El representante tiene derecho a todas las garantías básicas: que se le informe de qué se le imputa, se le dé una oportunidad para que conteste, celebrarse una vista ante la Comisión de Ética a la cual puede ir representado por abogado y con derecho a confrontar los testigos en contra.

Una vez ante el cuerpo, tiene nuevamente los mismos derechos a defenderse y ser escuchado, tras lo cual el cuerpo procede a votar, y si tres cuartas partes de los miembros así lo resuelven mediante votación abierta, se dicta la expulsión del representante. Posteriormente el expulsado puede acudir al tribunal para plantear que se violentaron sus derechos constitucionales al no respetarse un debido proceso de ley.

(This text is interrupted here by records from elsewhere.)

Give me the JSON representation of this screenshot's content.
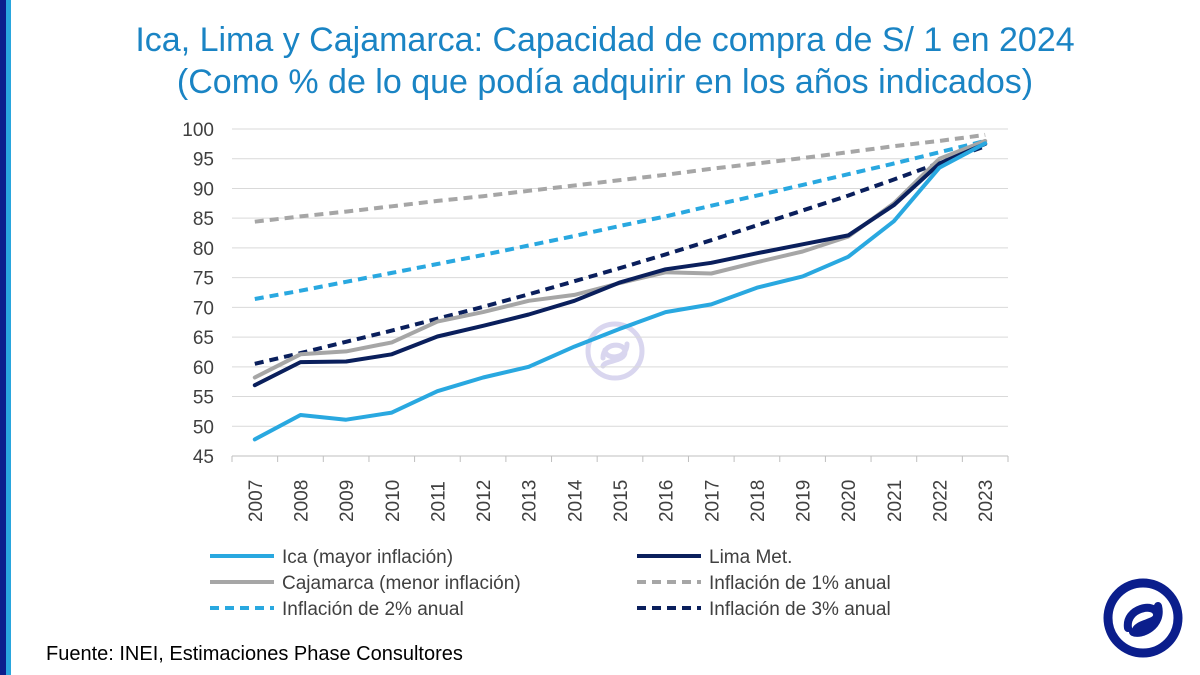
{
  "title_line1": "Ica, Lima y Cajamarca: Capacidad de compra de S/ 1 en 2024",
  "title_line2": "(Como % de lo que podía adquirir en los años indicados)",
  "source": "Fuente: INEI, Estimaciones Phase Consultores",
  "colors": {
    "title": "#1a84c4",
    "stripe_dark": "#0b1e8c",
    "stripe_light": "#29a6de",
    "logo": "#0b1e8c"
  },
  "icons": {
    "logo": "phase-logo-icon",
    "watermark": "phase-watermark-icon"
  },
  "chart_data": {
    "type": "line",
    "x": [
      "2007",
      "2008",
      "2009",
      "2010",
      "2011",
      "2012",
      "2013",
      "2014",
      "2015",
      "2016",
      "2017",
      "2018",
      "2019",
      "2020",
      "2021",
      "2022",
      "2023"
    ],
    "ylim": [
      45,
      100
    ],
    "yticks": [
      45,
      50,
      55,
      60,
      65,
      70,
      75,
      80,
      85,
      90,
      95,
      100
    ],
    "grid": true,
    "legend_position": "bottom",
    "series": [
      {
        "name": "Ica (mayor inflación)",
        "color": "#29a8e0",
        "dash": "solid",
        "values": [
          47.8,
          51.9,
          51.1,
          52.3,
          55.9,
          58.2,
          60.0,
          63.4,
          66.4,
          69.2,
          70.5,
          73.3,
          75.2,
          78.5,
          84.5,
          93.5,
          97.6
        ]
      },
      {
        "name": "Lima Met.",
        "color": "#0a1f5c",
        "dash": "solid",
        "values": [
          56.9,
          60.8,
          60.9,
          62.1,
          65.1,
          66.9,
          68.8,
          71.1,
          74.2,
          76.4,
          77.5,
          79.1,
          80.6,
          82.1,
          87.2,
          94.2,
          97.5
        ]
      },
      {
        "name": "Cajamarca (menor inflación)",
        "color": "#a6a6a6",
        "dash": "solid",
        "values": [
          58.2,
          62.1,
          62.6,
          64.1,
          67.6,
          69.2,
          71.1,
          72.1,
          74.1,
          75.9,
          75.7,
          77.6,
          79.4,
          81.9,
          87.5,
          95.0,
          98.0
        ]
      },
      {
        "name": "Inflación de 1% anual",
        "color": "#a6a6a6",
        "dash": "dashed",
        "values": [
          84.4,
          85.3,
          86.1,
          87.0,
          87.9,
          88.7,
          89.6,
          90.5,
          91.4,
          92.3,
          93.3,
          94.2,
          95.1,
          96.1,
          97.1,
          98.0,
          99.0
        ]
      },
      {
        "name": "Inflación de 2% anual",
        "color": "#29a8e0",
        "dash": "dashed",
        "values": [
          71.4,
          72.8,
          74.3,
          75.8,
          77.3,
          78.8,
          80.4,
          82.0,
          83.7,
          85.3,
          87.1,
          88.8,
          90.6,
          92.4,
          94.2,
          96.1,
          98.0
        ]
      },
      {
        "name": "Inflación de 3% anual",
        "color": "#0a1f5c",
        "dash": "dashed",
        "values": [
          60.5,
          62.3,
          64.2,
          66.1,
          68.1,
          70.1,
          72.2,
          74.4,
          76.6,
          78.9,
          81.3,
          83.8,
          86.3,
          88.8,
          91.5,
          94.3,
          97.1
        ]
      }
    ]
  }
}
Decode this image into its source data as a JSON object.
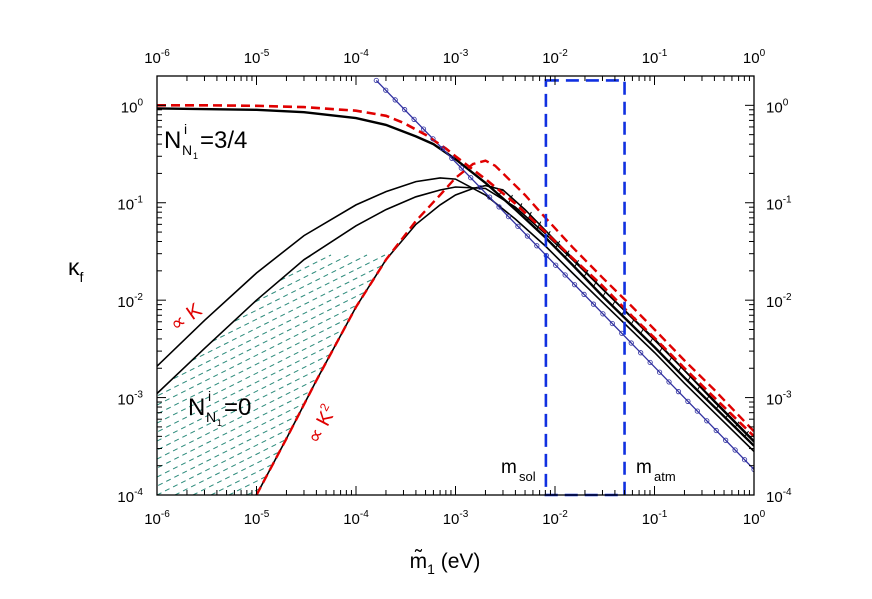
{
  "chart_data": {
    "type": "line",
    "xlabel": "m̃",
    "xlabel_sub": "1",
    "xlabel_unit": "(eV)",
    "ylabel": "κ",
    "ylabel_sub": "f",
    "xscale": "log",
    "yscale": "log",
    "xlim": [
      1e-06,
      1
    ],
    "ylim": [
      0.0001,
      2
    ],
    "x_ticks": [
      {
        "mant": "10",
        "exp": "-6"
      },
      {
        "mant": "10",
        "exp": "-5"
      },
      {
        "mant": "10",
        "exp": "-4"
      },
      {
        "mant": "10",
        "exp": "-3"
      },
      {
        "mant": "10",
        "exp": "-2"
      },
      {
        "mant": "10",
        "exp": "-1"
      },
      {
        "mant": "10",
        "exp": "0"
      }
    ],
    "y_ticks": [
      {
        "mant": "10",
        "exp": "-4"
      },
      {
        "mant": "10",
        "exp": "-3"
      },
      {
        "mant": "10",
        "exp": "-2"
      },
      {
        "mant": "10",
        "exp": "-1"
      },
      {
        "mant": "10",
        "exp": "0"
      }
    ],
    "annotations": {
      "thermal_label": {
        "main": "N",
        "sup": "i",
        "sub": "N",
        "subsub": "1",
        "rest": "=3/4"
      },
      "zero_label": {
        "main": "N",
        "sup": "i",
        "sub": "N",
        "subsub": "1",
        "rest": "=0"
      },
      "prop_k": "∝ K",
      "prop_k2": "∝ K",
      "prop_k2_exp": "2",
      "m_sol": "m",
      "m_sol_sub": "sol",
      "m_atm": "m",
      "m_atm_sub": "atm"
    },
    "band": {
      "x_min": 0.0081,
      "x_max": 0.05,
      "y_min": 0.0001,
      "y_max": 1.8
    },
    "series": [
      {
        "style": "thermal_black",
        "color": "#000000",
        "x": [
          1e-06,
          1e-05,
          3e-05,
          0.0001,
          0.0002,
          0.0004,
          0.0006,
          0.001,
          0.002,
          0.004,
          0.008,
          0.015,
          0.03,
          0.06,
          0.1,
          0.2,
          0.4,
          1
        ],
        "y": [
          0.93,
          0.9,
          0.85,
          0.74,
          0.63,
          0.48,
          0.4,
          0.28,
          0.16,
          0.085,
          0.044,
          0.023,
          0.011,
          0.0055,
          0.0033,
          0.0016,
          0.0008,
          0.00032
        ]
      },
      {
        "style": "thermal_red_dashed",
        "color": "#e00000",
        "x": [
          1e-06,
          3e-06,
          1e-05,
          3e-05,
          0.0001,
          0.0002,
          0.0003,
          0.0005,
          0.0008,
          0.001,
          0.002,
          0.004,
          0.008,
          0.015,
          0.03,
          0.06,
          0.1,
          0.2,
          0.4,
          1
        ],
        "y": [
          1.0,
          1.0,
          0.99,
          0.96,
          0.88,
          0.78,
          0.66,
          0.5,
          0.36,
          0.3,
          0.175,
          0.098,
          0.05,
          0.027,
          0.014,
          0.0068,
          0.0041,
          0.002,
          0.001,
          0.0004
        ]
      },
      {
        "style": "zero_upper",
        "color": "#000000",
        "x": [
          1e-06,
          3e-06,
          1e-05,
          3e-05,
          0.0001,
          0.0002,
          0.0004,
          0.0007,
          0.001,
          0.002,
          0.004,
          0.008,
          0.015,
          0.03,
          0.06,
          0.1,
          0.2,
          0.4,
          1
        ],
        "y": [
          0.0021,
          0.0062,
          0.019,
          0.046,
          0.095,
          0.13,
          0.165,
          0.18,
          0.175,
          0.12,
          0.068,
          0.036,
          0.019,
          0.0095,
          0.0048,
          0.0029,
          0.0014,
          0.0007,
          0.00028
        ]
      },
      {
        "style": "zero_lower",
        "color": "#000000",
        "x": [
          1e-06,
          3e-06,
          1e-05,
          3e-05,
          0.0001,
          0.0002,
          0.0004,
          0.0007,
          0.001,
          0.002,
          0.004,
          0.008,
          0.015,
          0.03,
          0.06,
          0.1,
          0.2,
          0.4,
          1
        ],
        "y": [
          0.0011,
          0.0032,
          0.01,
          0.026,
          0.058,
          0.085,
          0.115,
          0.135,
          0.145,
          0.14,
          0.09,
          0.048,
          0.026,
          0.013,
          0.0066,
          0.004,
          0.0019,
          0.0009,
          0.00035
        ]
      },
      {
        "style": "strong_black",
        "color": "#000000",
        "x": [
          1e-05,
          2e-05,
          4e-05,
          0.0001,
          0.0002,
          0.0004,
          0.0007,
          0.001,
          0.0015,
          0.002,
          0.003,
          0.005,
          0.008,
          0.015,
          0.03,
          0.06,
          0.1,
          0.2,
          0.4,
          1
        ],
        "y": [
          0.0001,
          0.00038,
          0.0015,
          0.0085,
          0.026,
          0.06,
          0.095,
          0.12,
          0.14,
          0.15,
          0.135,
          0.085,
          0.052,
          0.027,
          0.013,
          0.0065,
          0.0039,
          0.0019,
          0.00093,
          0.00036
        ]
      },
      {
        "style": "strong_red_dashed",
        "color": "#e00000",
        "x": [
          1e-05,
          2e-05,
          4e-05,
          0.0001,
          0.0002,
          0.0004,
          0.0007,
          0.001,
          0.0015,
          0.002,
          0.0025,
          0.003,
          0.005,
          0.008,
          0.015,
          0.03,
          0.06,
          0.1,
          0.2,
          0.4,
          1
        ],
        "y": [
          0.0001,
          0.00038,
          0.0015,
          0.0085,
          0.026,
          0.065,
          0.12,
          0.18,
          0.25,
          0.27,
          0.24,
          0.2,
          0.12,
          0.07,
          0.035,
          0.017,
          0.0085,
          0.005,
          0.0024,
          0.0012,
          0.00045
        ]
      },
      {
        "style": "blue_asymptote",
        "color": "#3030a0",
        "x": [
          0.00016,
          1
        ],
        "y": [
          1.8,
          0.000183
        ]
      }
    ]
  }
}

Habiendo sido unánime la votación en la Comisión de Ética, estimo que se repetirá esa votación en la vistas del cuerpo, aunque existen razones de miembros allegados al imputado que por deferencia optan por ausentarse de la sesión o abstenerse de votar.

Puede darse el caso que el representante opte por renunciar, experiencia que viví como presidente de la Comisión de Ética del Senado, cuando nos prestábamos a recomendar la expulsión de un miembro que optó por renunciar antes que sometiéramos el informe. Doy testimonio que estos procedimientos agotan emocionalmente a todos(as).